6. More direct knowledge extraction links from knowledge graphs

General Information Extraction Application
Text Universal Information Extraction UIE (Universal Information Extraction)
Document General Information Extraction UIE Taskflow Usage Guide
ERNIE-Health Chinese medical pre-training model
Use the pre-trained model Fine-tune in the medical field to complete the Chinese medical language understanding task

PaddleNLP environment construction

The environmental requirements of PaddleNLP are relatively complex and require us to have the following software or libraries:

1. cuda and cudnn, these are the most difficult points in building the PaddleNLP environment.
2. Paddlepaddle or paddle, in my understanding, these two are the same thing, and the installation method is the same.
3. paddlenlp, the installation of this should be the simplest.

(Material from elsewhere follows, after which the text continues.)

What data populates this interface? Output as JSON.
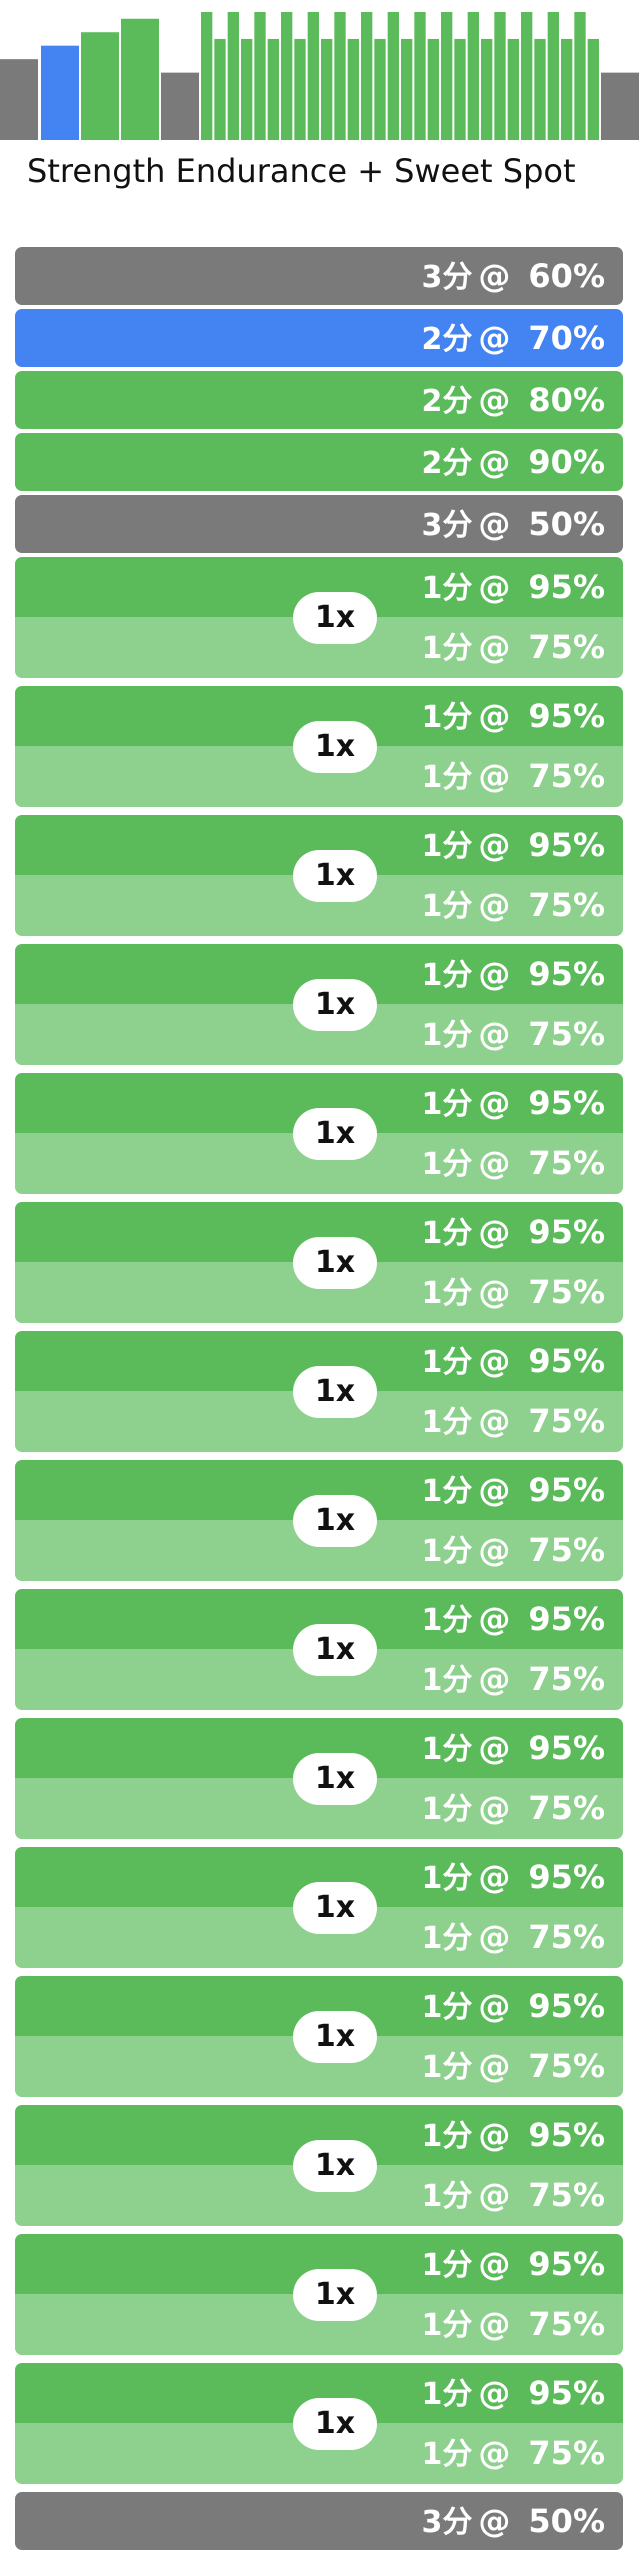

It should be noted that the construction process of paddlenlp is quite complicated, and the installation version requirements of each software or library are strict.
The blogger uses: anaconda3-2022.10-Windows-x86_64 + pycharm-community-2023.2.3 + CUDA11.8 + cuDNN8.9. + paddle2.5.2 + paddlenlp2.6.1.post

Here you can refer to the paddlenlp installation tutorial by suibianshen2012 blogger. It should be possible to follow the steps step by step to correspond to the good version. It is recommended not to choose a version that is too new as it has many bugs.

My problem description

An error occurs when using uie-x-base, uie-m-large, uie-m-base models
The following error occurs when using Taskflow’s uie-x-base, uie-m-large, uie-m-base models, while other models are fine.

Out of memory error on GPU 0. Cannot allocate 70.312500MB memory on GPU 0, 1.999999GB memory has been allocated and available memory is only 0.000000B.

Please check whether there is any other process using GPU 0.

1. If yes, please stop them, or start PaddlePaddle on another GPU.
2. If no, please decrease the batch size of your model.

Cause analysis

An error message shows that the GPU memory is insufficient.

gpt told me that it can be solved by the following method

  1. Check if any other process is using GPU 0. If so, stop these processes and try restarting your model.
  2. If no other processes are using GPU 0, try reducing the model’s batch size. This may help reduce the amount of computation required, thus freeing up more memory.
  3. Check that the model is configured correctly. Make sure your model has the parameters required for training and inference correctly set up. Sometimes, incorrect parameter settings can cause out of memory issues.
  4. Check whether your operating system provides adequate memory management capabilities. For example, some operating systems may allow you to have some control over the memory used by a program while it is running. You can check these options in your operating system’s settings.
  5. If none of the above resolves the issue, you may want to consider upgrading your hardware configuration to better handle larger models.

It cannot be solved after trying, and since we are using the model to directly predict rather than train, it stands to reason that the GPU memory should not be insufficient.

Solution

Modify device_id once

Press Crtl and click on Taskflow to see its constructor.


You can see that if your computer only has cpu or device_id==-1, then cpu will be used for training or prediction. If your computer has gpu and you do not specify device_id, then gpu:0 will be used for training or prediction.

We are using gpu:0 and the error is reported, so you can set the Taskflow parameter device_id to switch to cpu or other gpu to run the program.

After setting the parameters, it can run correctly. Then I removed this parameter and found that it no longer reported an error. magic.